2. Before treatment, a comprehensive understanding of the specificity and prognostic factors of the tumor is necessary. Formulate an appropriate treatment plan based on the specific case to improve the efficacy of treatment. It is also important to prevent unnecessary and harmful over-treatment during the treatment process. Regular follow-up is essential after the main treatment is completed.
3. The comprehensive therapy of surgery combined with chemotherapy and radiotherapy has been recognized as a treatment method. However, how to combine and apply the dosage and course of treatment to achieve the goal of minimizing harm and maximizing efficacy is worthy of in-depth study.
4. Nephrectomy is the main treatment method, and there is often a small amount of blood loss during the operation. For large tumors, especially those involving the inferior vena cava, there is a risk of massive bleeding. Therefore, preoperative preparation should include central venous catheter insertion and monitoring, and blood volume can be rapidly replenished if necessary. Radial artery catheter insertion and monitoring can allow for timely blood gas analysis, and a catheter should be placed during the operation and urine output monitored postoperatively.
5. The tumor is fragile and prone to rupture, so the abdominal incision must have a wide exposure to facilitate the exposure of the renal vein and exploration of other tumor lesions. The best approach is a transverse incision from the axillary front of the 12th rib to the opposite edge. When resecting a large tumor, it may be necessary to add a chest extension incision to make the surgery easier and safer. A thorough exploration of the abdominal cavity is required, which may involve lymph node and/or liver metastasis. Biopsy should be performed on suspicious lymph nodes, and metal clips should be used for marking. The opposite kidney should be carefully inspected and palpated.
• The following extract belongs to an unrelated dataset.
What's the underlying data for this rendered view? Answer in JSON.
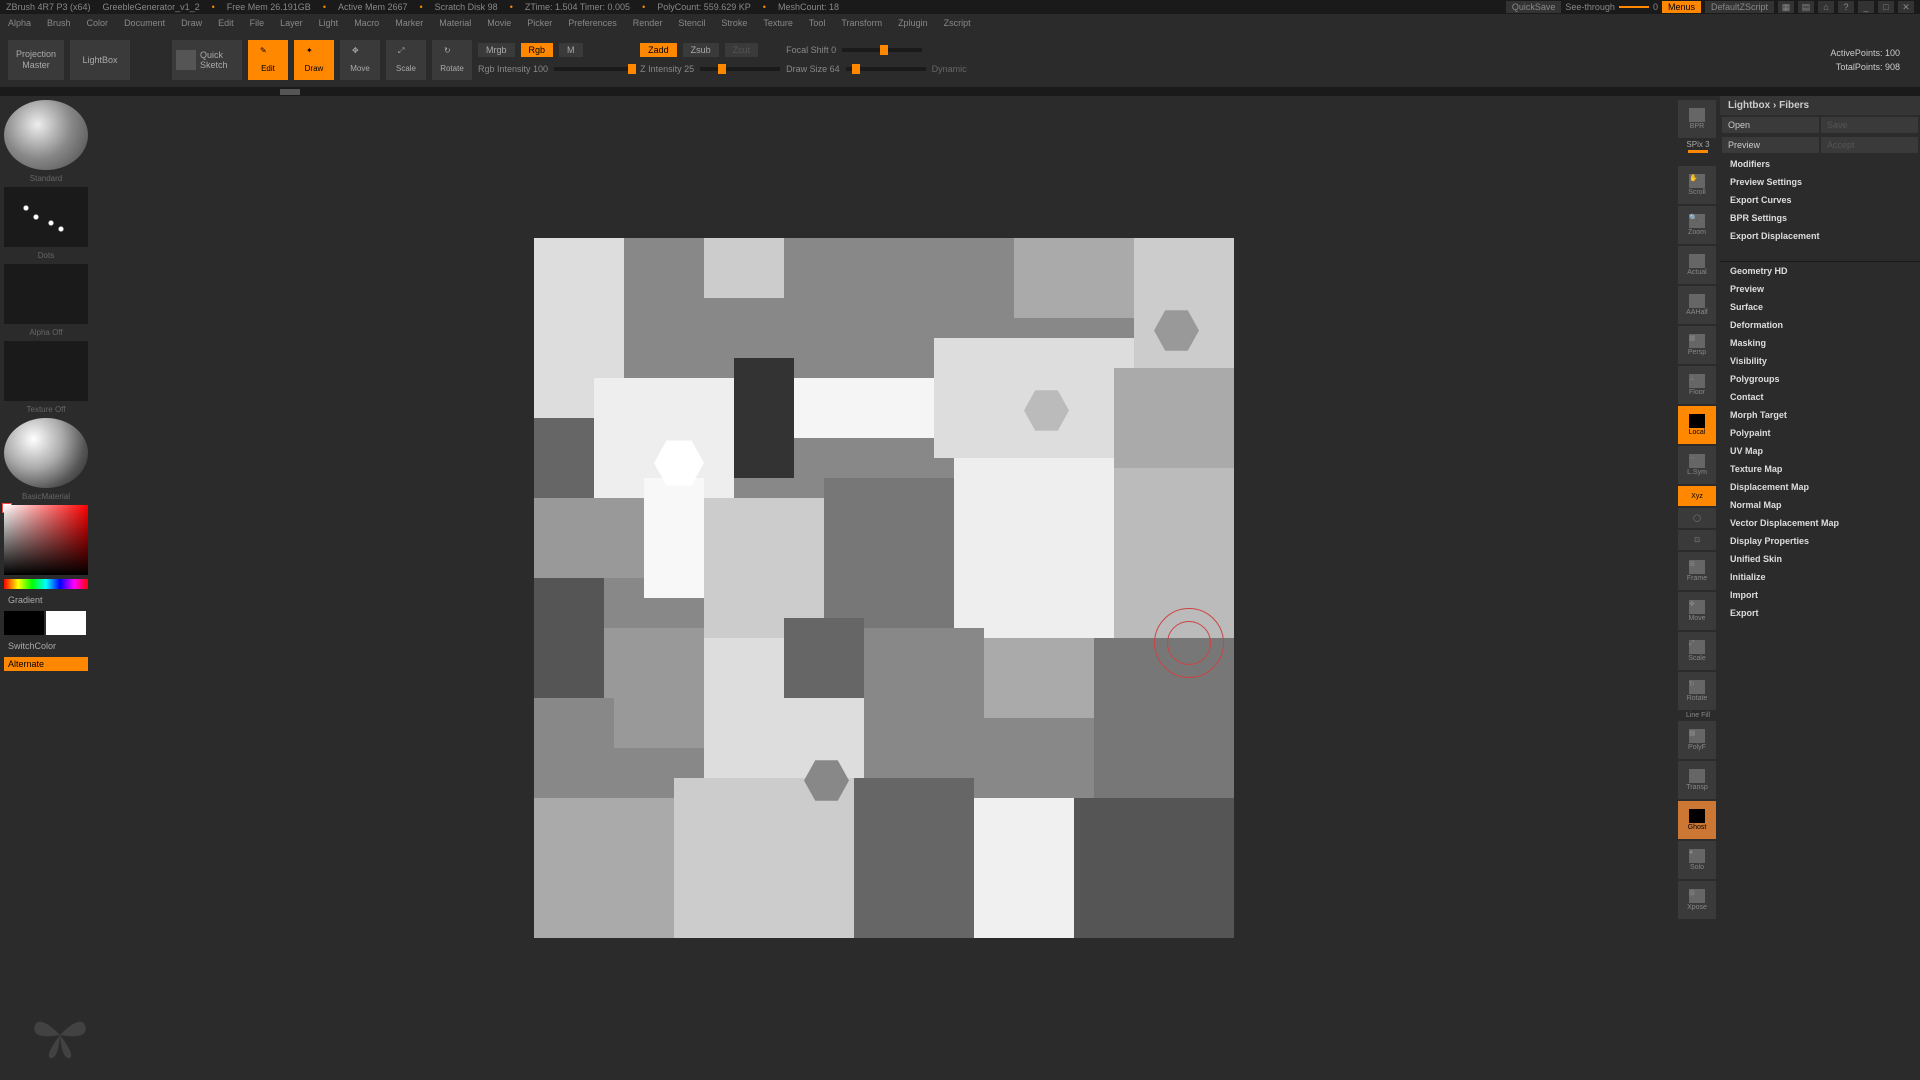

6. The traditional requirement for early ligation of the renal vein during surgery is believed to reduce the risk of pulmonary tumor embolism. However, according to various data, the timing of venous ligation does not affect the prognosis. If the renal vein is ligated before the renal artery, the outflow blockage occurs before the inflow blockage, resulting in congestion and swelling of the tumor, increased fragility, and venous rupture of the perirenal tumor. Therefore, when technically feasible, the artery should be blocked early to reduce the size and fragility of the tumor, making it easier to operate. When the tumor is large, it is impossible to expose the renal vein first; it is necessary to wait for the four sides to be freed and reach the renal hilum from the side. If a thoracoabdominal combined incision is made, it is more convenient.
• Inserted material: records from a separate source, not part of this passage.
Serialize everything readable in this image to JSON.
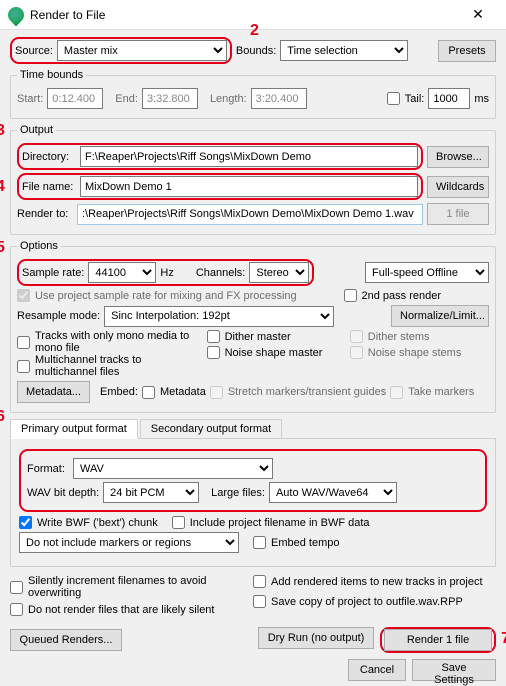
{
  "window": {
    "title": "Render to File"
  },
  "annotations": {
    "n2": "2",
    "n3": "3",
    "n4": "4",
    "n5": "5",
    "n6": "6",
    "n7": "7"
  },
  "top": {
    "source_label": "Source:",
    "source_value": "Master mix",
    "bounds_label": "Bounds:",
    "bounds_value": "Time selection",
    "presets_btn": "Presets"
  },
  "timebounds": {
    "legend": "Time bounds",
    "start_label": "Start:",
    "start_value": "0:12.400",
    "end_label": "End:",
    "end_value": "3:32.800",
    "length_label": "Length:",
    "length_value": "3:20.400",
    "tail_label": "Tail:",
    "tail_value": "1000",
    "tail_unit": "ms"
  },
  "output": {
    "legend": "Output",
    "dir_label": "Directory:",
    "dir_value": "F:\\Reaper\\Projects\\Riff Songs\\MixDown Demo",
    "browse_btn": "Browse...",
    "file_label": "File name:",
    "file_value": "MixDown Demo 1",
    "wildcards_btn": "Wildcards",
    "renderto_label": "Render to:",
    "renderto_value": ":\\Reaper\\Projects\\Riff Songs\\MixDown Demo\\MixDown Demo 1.wav",
    "onefile_btn": "1 file"
  },
  "options": {
    "legend": "Options",
    "sr_label": "Sample rate:",
    "sr_value": "44100",
    "hz": "Hz",
    "ch_label": "Channels:",
    "ch_value": "Stereo",
    "speed_value": "Full-speed Offline",
    "use_proj_sr": "Use project sample rate for mixing and FX processing",
    "second_pass": "2nd pass render",
    "resample_label": "Resample mode:",
    "resample_value": "Sinc Interpolation: 192pt",
    "normalize_btn": "Normalize/Limit...",
    "mono_tracks": "Tracks with only mono media to mono file",
    "multichan": "Multichannel tracks to multichannel files",
    "dither_master": "Dither master",
    "noise_master": "Noise shape master",
    "dither_stems": "Dither stems",
    "noise_stems": "Noise shape stems",
    "metadata_btn": "Metadata...",
    "embed_label": "Embed:",
    "embed_metadata": "Metadata",
    "embed_stretch": "Stretch markers/transient guides",
    "embed_take": "Take markers"
  },
  "tabs": {
    "primary": "Primary output format",
    "secondary": "Secondary output format"
  },
  "format": {
    "format_label": "Format:",
    "format_value": "WAV",
    "bitdepth_label": "WAV bit depth:",
    "bitdepth_value": "24 bit PCM",
    "large_label": "Large files:",
    "large_value": "Auto WAV/Wave64",
    "write_bwf": "Write BWF ('bext') chunk",
    "incl_proj": "Include project filename in BWF data",
    "markers_value": "Do not include markers or regions",
    "embed_tempo": "Embed tempo"
  },
  "bottom": {
    "silent_incr": "Silently increment filenames to avoid overwriting",
    "no_silent": "Do not render files that are likely silent",
    "add_tracks": "Add rendered items to new tracks in project",
    "save_copy": "Save copy of project to outfile.wav.RPP",
    "queued_btn": "Queued Renders...",
    "dryrun_btn": "Dry Run (no output)",
    "render_btn": "Render 1 file",
    "cancel_btn": "Cancel",
    "save_btn": "Save Settings"
  }
}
7. When encountering rare cases, large tumors and/or patients with poor conditions, in order to make the tumor shrink before surgery for easy and safe resection, a course of vinblastine or radiotherapy or renal artery embolization can be applied. However, before the preoperative treatment plan is used, the survival rate is not improved, and there are the following disadvantages of preoperative treatment: low-dose chemotherapy can also destroy the tissue structure of the tumor, so it is not possible to stage, resulting in inappropriate treatment plans; misdiagnosis can occur. In some cases of abdominal masses, laparotomy proves that it is not Wilms' tumor; infants with stage I tumors receive inappropriate preoperative treatment.